Mais pas lorsqu’on se retrouve face à une sorte d’éternel incompris, un politicien refoulé déguisé en professeur, regrettant de ne pas avoir agi du temps de sa jeunesse. Quelqu’un qui ne sait plus aujourd’hui que partager rancœurs et révolte avec ses étudiants, fredonnant sans cesse la même rengaine et n’entendant plus le moindre contre-argumentaire. Un être intimement convaincu de connaître le remède aux grands maux de ce monde, et pour qui le terme « échange » ne revêt aucun sens.

Afficher sa couleur, oui, mais savoir douter. Étudiants et professeurs ne peuvent pas prétendre avoir la science infuse, et encore moins en être convaincus. Il vaut mieux apprendre à écouter, pour mieux débattre. C’est ce qui, à mon sens, témoigne qu’un professeur est à la bonne place, et qu’un étudiant a compris ce qu’il venait faire à l’université.

Car l’université est le lieu où l’on remet en perspective ce que l’on apprend ou ce que l’on enseigne. Chaque année, un professeur de droit devra remettre son cours à jour, car de nouvelles décisions sont constamment rendues, modifiant la jurisprudence relative à une question juridique donnée. De la même manière, de nouvelles technologies bouleversent chaque jour un peu plus certains milieux, comme celui des études cinématographiques. La science, elle aussi, évolue. Les voies de la médecine ne sont pas impénétrables.

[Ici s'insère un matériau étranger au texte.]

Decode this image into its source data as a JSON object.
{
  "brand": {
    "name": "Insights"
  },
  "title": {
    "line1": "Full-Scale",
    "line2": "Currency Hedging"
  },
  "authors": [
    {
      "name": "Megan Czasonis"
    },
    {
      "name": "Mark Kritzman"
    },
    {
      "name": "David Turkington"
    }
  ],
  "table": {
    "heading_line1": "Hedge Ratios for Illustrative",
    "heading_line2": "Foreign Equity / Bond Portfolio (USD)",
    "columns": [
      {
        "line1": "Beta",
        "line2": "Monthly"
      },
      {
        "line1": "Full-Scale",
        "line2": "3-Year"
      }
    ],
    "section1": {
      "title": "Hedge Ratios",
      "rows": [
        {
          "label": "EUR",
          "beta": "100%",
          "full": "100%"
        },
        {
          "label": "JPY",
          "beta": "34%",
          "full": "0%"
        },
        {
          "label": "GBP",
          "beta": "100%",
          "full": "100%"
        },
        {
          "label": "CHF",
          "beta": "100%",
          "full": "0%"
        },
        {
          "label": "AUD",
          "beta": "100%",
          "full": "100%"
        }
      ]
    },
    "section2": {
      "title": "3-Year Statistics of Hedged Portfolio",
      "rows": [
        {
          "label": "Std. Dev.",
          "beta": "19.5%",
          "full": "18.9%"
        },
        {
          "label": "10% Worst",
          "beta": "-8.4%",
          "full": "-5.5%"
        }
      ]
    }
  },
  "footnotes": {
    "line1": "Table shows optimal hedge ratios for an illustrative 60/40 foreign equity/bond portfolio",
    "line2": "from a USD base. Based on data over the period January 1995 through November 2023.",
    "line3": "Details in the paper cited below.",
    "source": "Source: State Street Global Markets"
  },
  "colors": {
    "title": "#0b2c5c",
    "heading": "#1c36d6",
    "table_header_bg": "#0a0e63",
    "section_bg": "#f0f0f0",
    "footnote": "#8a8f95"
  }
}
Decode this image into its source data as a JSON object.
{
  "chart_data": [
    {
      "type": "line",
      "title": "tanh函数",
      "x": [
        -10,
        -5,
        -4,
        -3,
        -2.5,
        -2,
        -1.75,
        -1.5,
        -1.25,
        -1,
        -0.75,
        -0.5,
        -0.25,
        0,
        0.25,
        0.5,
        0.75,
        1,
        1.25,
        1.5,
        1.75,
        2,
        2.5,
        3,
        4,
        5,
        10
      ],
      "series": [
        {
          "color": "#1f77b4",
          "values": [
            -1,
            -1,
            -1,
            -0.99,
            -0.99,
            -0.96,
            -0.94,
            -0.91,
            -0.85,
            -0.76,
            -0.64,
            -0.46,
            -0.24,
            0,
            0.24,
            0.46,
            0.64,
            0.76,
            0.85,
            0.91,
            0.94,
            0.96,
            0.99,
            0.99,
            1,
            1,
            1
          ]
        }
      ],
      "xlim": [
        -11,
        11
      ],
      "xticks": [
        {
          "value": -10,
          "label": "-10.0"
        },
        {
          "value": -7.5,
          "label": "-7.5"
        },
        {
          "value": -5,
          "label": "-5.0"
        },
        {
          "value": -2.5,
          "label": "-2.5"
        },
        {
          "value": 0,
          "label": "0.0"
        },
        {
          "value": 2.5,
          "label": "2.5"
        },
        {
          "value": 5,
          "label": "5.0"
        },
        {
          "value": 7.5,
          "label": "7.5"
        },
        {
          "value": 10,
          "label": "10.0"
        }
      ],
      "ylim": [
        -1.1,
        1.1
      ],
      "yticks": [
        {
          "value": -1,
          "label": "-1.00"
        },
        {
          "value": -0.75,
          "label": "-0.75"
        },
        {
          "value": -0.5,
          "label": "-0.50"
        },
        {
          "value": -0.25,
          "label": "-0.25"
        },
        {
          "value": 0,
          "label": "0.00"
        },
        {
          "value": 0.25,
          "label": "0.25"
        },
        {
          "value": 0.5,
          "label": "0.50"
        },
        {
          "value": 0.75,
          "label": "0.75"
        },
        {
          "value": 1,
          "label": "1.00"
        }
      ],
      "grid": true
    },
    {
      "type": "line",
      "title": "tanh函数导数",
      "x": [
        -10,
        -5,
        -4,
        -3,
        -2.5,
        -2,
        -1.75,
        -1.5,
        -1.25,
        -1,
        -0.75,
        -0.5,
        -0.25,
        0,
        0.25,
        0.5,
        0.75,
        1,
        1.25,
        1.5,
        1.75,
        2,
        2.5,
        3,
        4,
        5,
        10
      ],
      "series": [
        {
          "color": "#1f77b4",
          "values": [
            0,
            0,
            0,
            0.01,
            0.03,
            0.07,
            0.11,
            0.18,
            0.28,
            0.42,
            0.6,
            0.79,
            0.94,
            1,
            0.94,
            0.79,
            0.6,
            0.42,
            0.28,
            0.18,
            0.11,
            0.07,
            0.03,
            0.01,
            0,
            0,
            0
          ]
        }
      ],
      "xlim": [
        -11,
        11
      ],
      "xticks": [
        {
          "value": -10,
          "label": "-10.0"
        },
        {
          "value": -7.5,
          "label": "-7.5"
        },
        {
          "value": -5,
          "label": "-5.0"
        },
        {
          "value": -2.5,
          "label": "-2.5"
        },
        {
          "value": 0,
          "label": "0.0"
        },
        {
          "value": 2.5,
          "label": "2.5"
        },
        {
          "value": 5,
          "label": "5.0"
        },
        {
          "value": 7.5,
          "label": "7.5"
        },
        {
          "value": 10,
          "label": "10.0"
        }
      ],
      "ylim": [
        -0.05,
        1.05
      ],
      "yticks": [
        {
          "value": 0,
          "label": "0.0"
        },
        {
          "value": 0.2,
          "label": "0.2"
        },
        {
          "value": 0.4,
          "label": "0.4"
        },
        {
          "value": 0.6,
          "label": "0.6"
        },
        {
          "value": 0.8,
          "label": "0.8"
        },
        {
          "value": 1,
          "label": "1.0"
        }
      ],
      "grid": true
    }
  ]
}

Certes, les fondements restent les mêmes, mais dans n’importe quel domaine, nous sommes voués à devoir sans cesse nous adapter, à questionner ce que nous affirmions hier. La science politique n’échappe pas à ce sort qui constitue sans aucun doute son bien-fondé. Le jeune militant rira peut-être, en prenant de l’âge, de ses convictions d’antan. Ou alors il restera campé sur ses positions, qu’il aura adaptées à de nouvelles réalités. Le professeur se nourrira des commentaires de ses étudiants pour enseigner sa matière à d’autres étudiants, histoire d’attirer davantage leur attention et de vivre avec son temps.

Ce mercredi marque l’organisation d’un débat entre les candidats à la chefferie du Parti québécois. Il mobilisera sans aucun doute de nombreux étudiants, résolus à exprimer leur couleur politique. Tant que la réflexion est permise, tant que l’ouverture d’esprit est présente, la conscience politique a, selon moi, plus que jamais sa place sur le campus.